Since that first store, Mills has opened more restaurants in Illinois, stretching south to Marion and Sparta. His ribs, smoked for up to six hours over apple and cherry woods, were called Best in America by Bon Appetit magazine and he’s been featured on Good Morning America, ABC The Chew and Fox and Friends as well as has made appearances on the Food Network and Martha Stewart Radio and been hailed by the New York Times. Whether it’s Barbecue Chicken cooked slow for four hours or succulent Barbecue Pork Shoulder or Beef Brisket with 16 to 20 hours of smoke on them, Mills’s Magic Dust, his secret special spice rub, keeps people coming back. Topped with his award-winning sauce, it’s hard to get enough. And many can’t, which is why all the 17th Street Barbecue locations offer catering and have space available for private parties – a special occasion demands special barbecue.
Preaching the gospel of barbecue, Mills took his signature style and Magic Dust to Las Vegas and quickly established Memphis Championship BBQ as a go-to spot. His blend of gracious hospitality and great food garnered him spots on Bon Appetit’s Best of Las Vegas list in 2007, Bobby Flay featured it on BBQ with Bobby Flay and the Las Vegas gaming magazine called a visit to Memphis Championship BBQ “one of the top 10 things to do in The City of Lights.”

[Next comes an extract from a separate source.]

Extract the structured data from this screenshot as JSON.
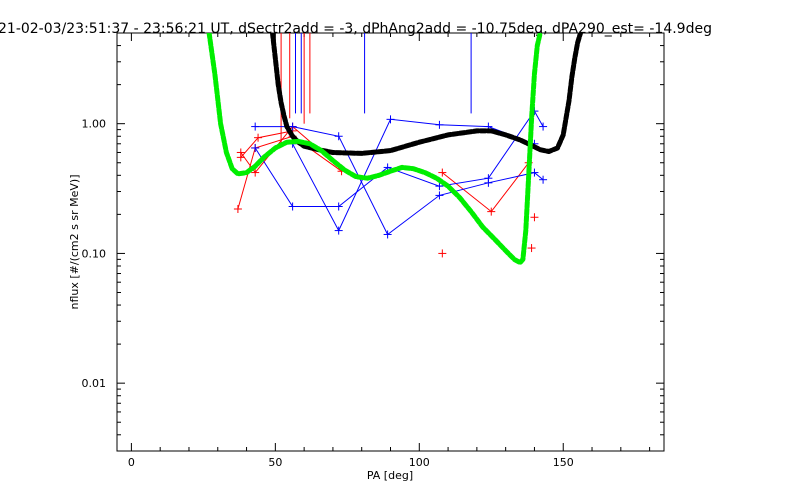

In 1988, Mills created Praise The Lard – the Murphysboro Barbecue Cook-Off, one of the cornerstone events in competition cooking. The event celebrated its 26th Anniversary in 2013. Praise the Lard is an old-fashioned tent revival celebrating the almighty pig with $25,000 in prize money and a weekend full of fun. This is the only one-day, dual-sanctioned contest on the circuit. Simultaneously judged by MBN and KCBS, the two official bodies of barbecue – it draws top barbecue talent from near and far.
Mills’s barbecue chops are honed butcher-knife sharp and he continues to soothe souls with his sweet and smoky swine. Mills is invested in barbecue whole hog, creating great food and community everywhere he goes. In the man’s own words, “Life’s too short for a half-rack.”